As lições que 'Eu Não Tenho Medo' nos dá são as de superar traumas, descobrir a coragem que está dentro de você e sempre desconfiar de todo mundo. O diretor Gabrielle Salvatores trabalhou na maioria com atores quase puros, na acepção da palavra, profissionalmente. E esta 'virgindade' dos envolvidos na película deixa a fita mais apetitosa de se assistir. Salvatores, propositalmente ou não, homenageou os seus colegas dos anos 40, 50, 60. A obra poderia perfeitamente ser levada a 53, por exemplo, com a atriz Silvia Mangano, Carlo Pisacane e V.Gassmann como protagonistas.
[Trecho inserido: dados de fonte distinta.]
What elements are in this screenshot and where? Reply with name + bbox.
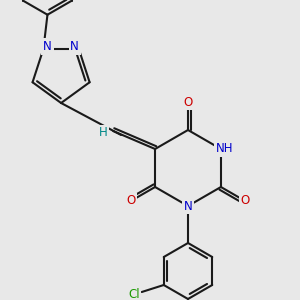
Text: O: O bbox=[183, 95, 193, 109]
Text: N: N bbox=[43, 40, 52, 53]
Text: N: N bbox=[184, 200, 192, 212]
Text: NH: NH bbox=[216, 142, 234, 155]
Text: Cl: Cl bbox=[128, 289, 140, 300]
Text: O: O bbox=[241, 194, 250, 208]
Text: N: N bbox=[70, 40, 79, 53]
Text: H: H bbox=[99, 127, 107, 140]
Text: O: O bbox=[126, 194, 136, 208]
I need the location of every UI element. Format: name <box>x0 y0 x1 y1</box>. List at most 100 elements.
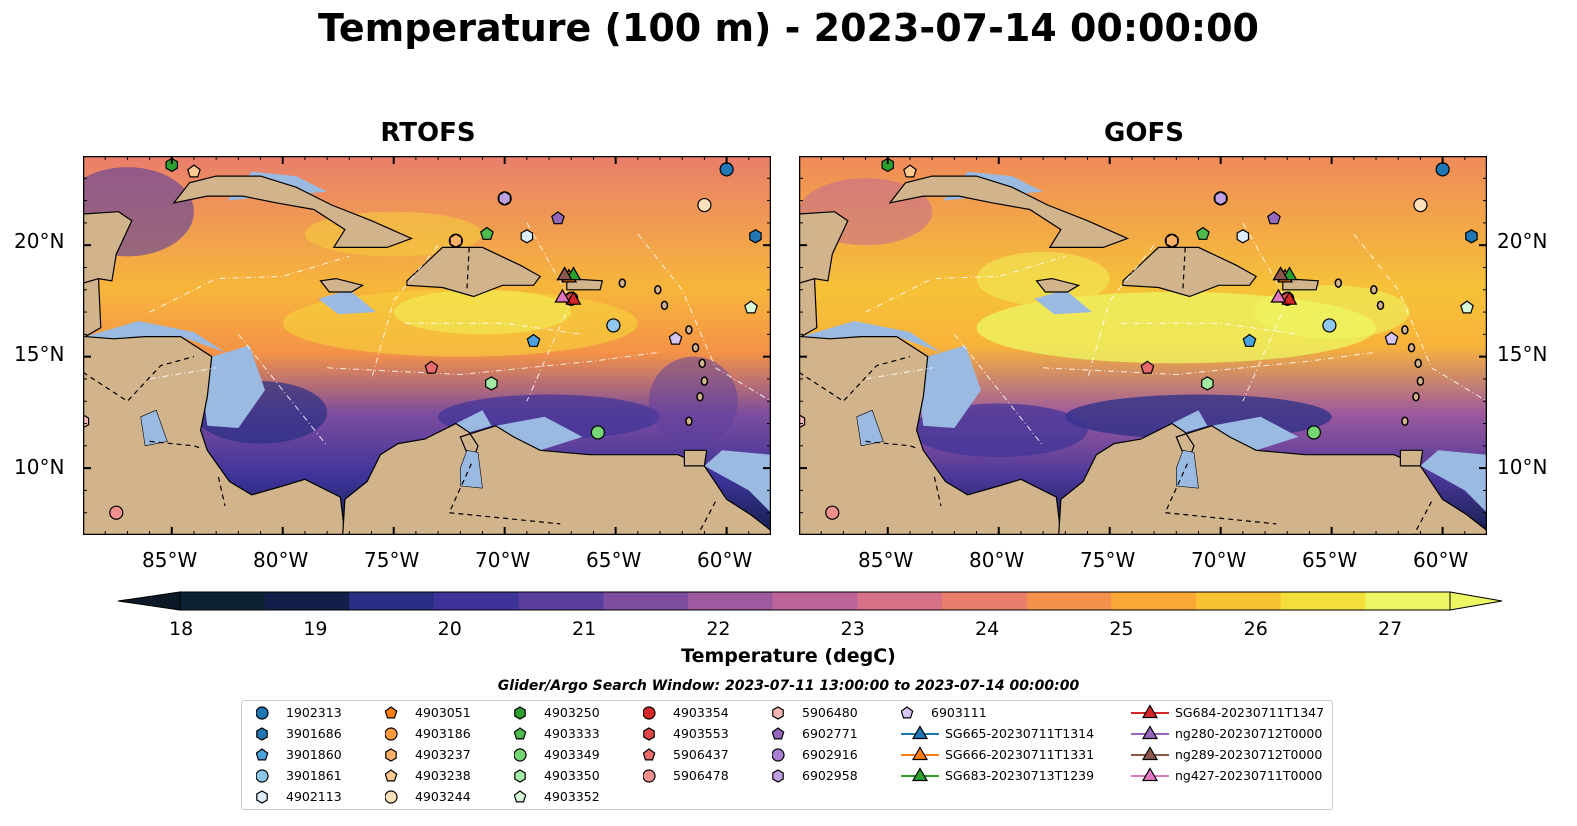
island <box>660 300 669 311</box>
shallow-water <box>495 416 583 451</box>
eez-boundary <box>865 367 933 380</box>
colorbar-tick-label: 23 <box>840 618 865 640</box>
land-southAmerica <box>342 422 771 535</box>
marker-3901861-legend <box>256 769 269 783</box>
legend-label: 3901861 <box>286 768 342 783</box>
lon-tick-label: 80°W <box>969 548 1025 572</box>
legend-label: SG665-20230711T1314 <box>945 726 1095 741</box>
island <box>1414 358 1422 369</box>
legend-marker <box>1131 767 1169 782</box>
colorbar-tick-label: 27 <box>1378 618 1403 640</box>
legend-marker <box>901 706 914 719</box>
legend-marker <box>256 706 269 720</box>
legend-marker <box>901 725 939 740</box>
country-border <box>697 501 717 535</box>
island <box>1334 278 1343 288</box>
map-panel-gofs <box>799 156 1487 535</box>
legend-marker <box>385 748 397 762</box>
colorbar-label: Temperature (degC) <box>681 645 896 667</box>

Aliás, me veio agora a comparação com 'Os Eternos Desconhecidos' (58), que mistura mocinhos e bandidos na bacia. É roteiro semelhante, mas sério.

Cheio de qualidades, o filme mal aterrizou no Brasil. Era de se supor. Italiano, de vertente bastante independente, 'Eu Não Tenho Medo' é o típico longa que 'não chama público'. Qual a razão? A resposta é fácil: o povo só quer saber de scripts açucarados, de riso mole e de entendimento mais raso ainda. E isto 'chama público'. É uma vergonha, não? Caso você deseje encontrar, terá de escarafunchar até os limites da locadora. Mesmo assim o suor virá. Todavia, a recompensa é boa, pois a película vale cada minuto visto.

Comentar a fita é difícil. Se dou uma pistazinha sequer, cai por terra todo mistério delicioso. Notem o esforço das crianças diante das câmeras, principalmente o intérprete de Fillipo, Mattia DiPierro. Além de ser lindo, convence e esbanja experiência que nem tem. Palmas ao conjunto de 'Eu Não Tenho Medo'.